Actively boycotting the elections is a combination of individual citizens’ personal refusal to vote and a whole civil disobedience campaign. For example, members of electoral commissions resigning en masse on the eve of elections, pickets, demonstrations, or campaigning through distribution of posters and leaflets. Theoretically, some legal means of registering citizens who refuse to vote could also be developed, but the disadvantages of such an approach are clear. Preparing a nationwide campaign in Russia is fraught with difficulties: the authorities will counter all attempts to campaign for an active boycott, not to mention that it would be quite a challenge to work out an effective, easily accomplishable large-scale registration process for voters who refuse to participate in elections, that would be both legally acceptable and impossible to disrupt before the elections.

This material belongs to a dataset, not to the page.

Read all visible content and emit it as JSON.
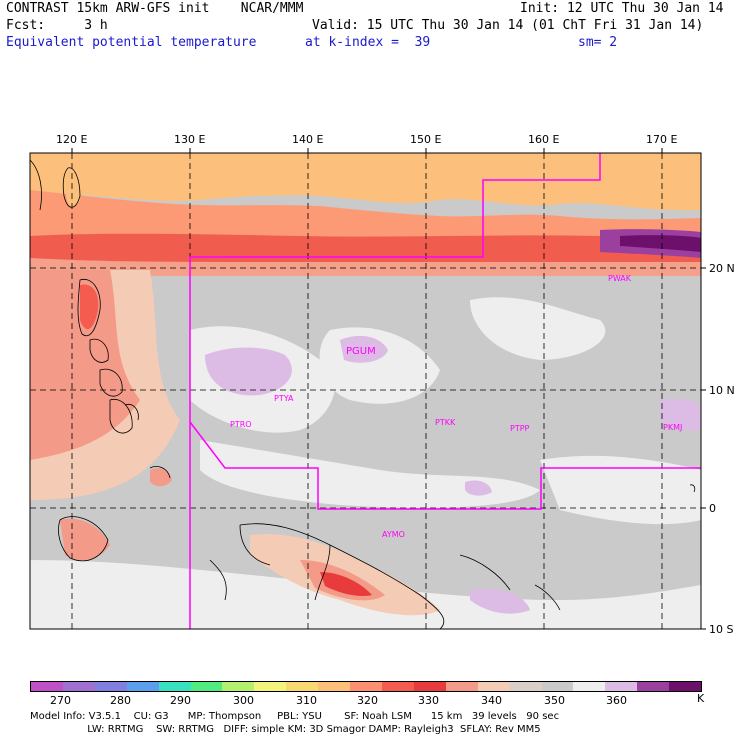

In the context of the elections, sabotage could mean urging all disgruntled citizens to go to the polls and perform certain pre-agreed actions which would register in the official election statistics in one way or another. The first thing which springs to mind following this logic is to ask citizens to deliberately spoil their ballots, for example, by writing the name of a candidate disqualified from the elections or some slogans on them. This ploy is easy to implement and impossible for the authorities to control. Its weaknesses are also obvious. Firstly, there is no reason to declare that all such ballots were defaced as a protest: there are invalid ballot papers in any election. Secondly, control over vote-counting is crucial. Experience has shown that, without it, there is nothing to stop spoilt ballots (or a good number of them) from being counted as votes for the “right” candidate.

In any case, as soon as citizens drop their votes into ballot boxes, they lose control over them and cannot be sure how they will be counted, if counted at all.

The only way for citizens to retain control over their votes is to keep their ballots. If this phenomenon would be sufficiently widespread, the electoral commission reports would in some way register the number of issued ballot papers which hadn’t landed in ballot boxes. If Putin’s opponents were to call for such action and receive a widespread response from society, this number could be quite considerable.

The ideal scenario would be to collect such ballot papers in order to demonstrate to the country and the world the sheer number of documented protest voters. However, this is hardly feasible under the current circumstances: coordinating the centralised collection of ballot papers removed from polling stations by voters, transporting and storing them could easily be halted by the state at any stage.

Let us hope that the theoretical ideas presented in this article will initiate a relevant public discussion regarding what Russian society should do if the presidential elections will repeat the meaningless ritual in which the results are preordained. Excessive optimism in making plans which are too difficult to implement is as dangerous and harmful as excessive pessimism.

Alexei Navalny and his team bear a special responsibility for selecting and channelling the opposition’s reaction to the presidential elections: their social resources are vital, and they alone are able to mobilise a statistically significant, measurable number of Russian citizens to implement a given plan. On the optimistic side, all concepts invented by Navalny and his team have worked in one way or another, which means that they might propose something unexpected and effective this time too—in the sad but quite probable case that the authorities will organise the elections in their traditional manner, i.e. with predictable results and without any real opponents from the opposition.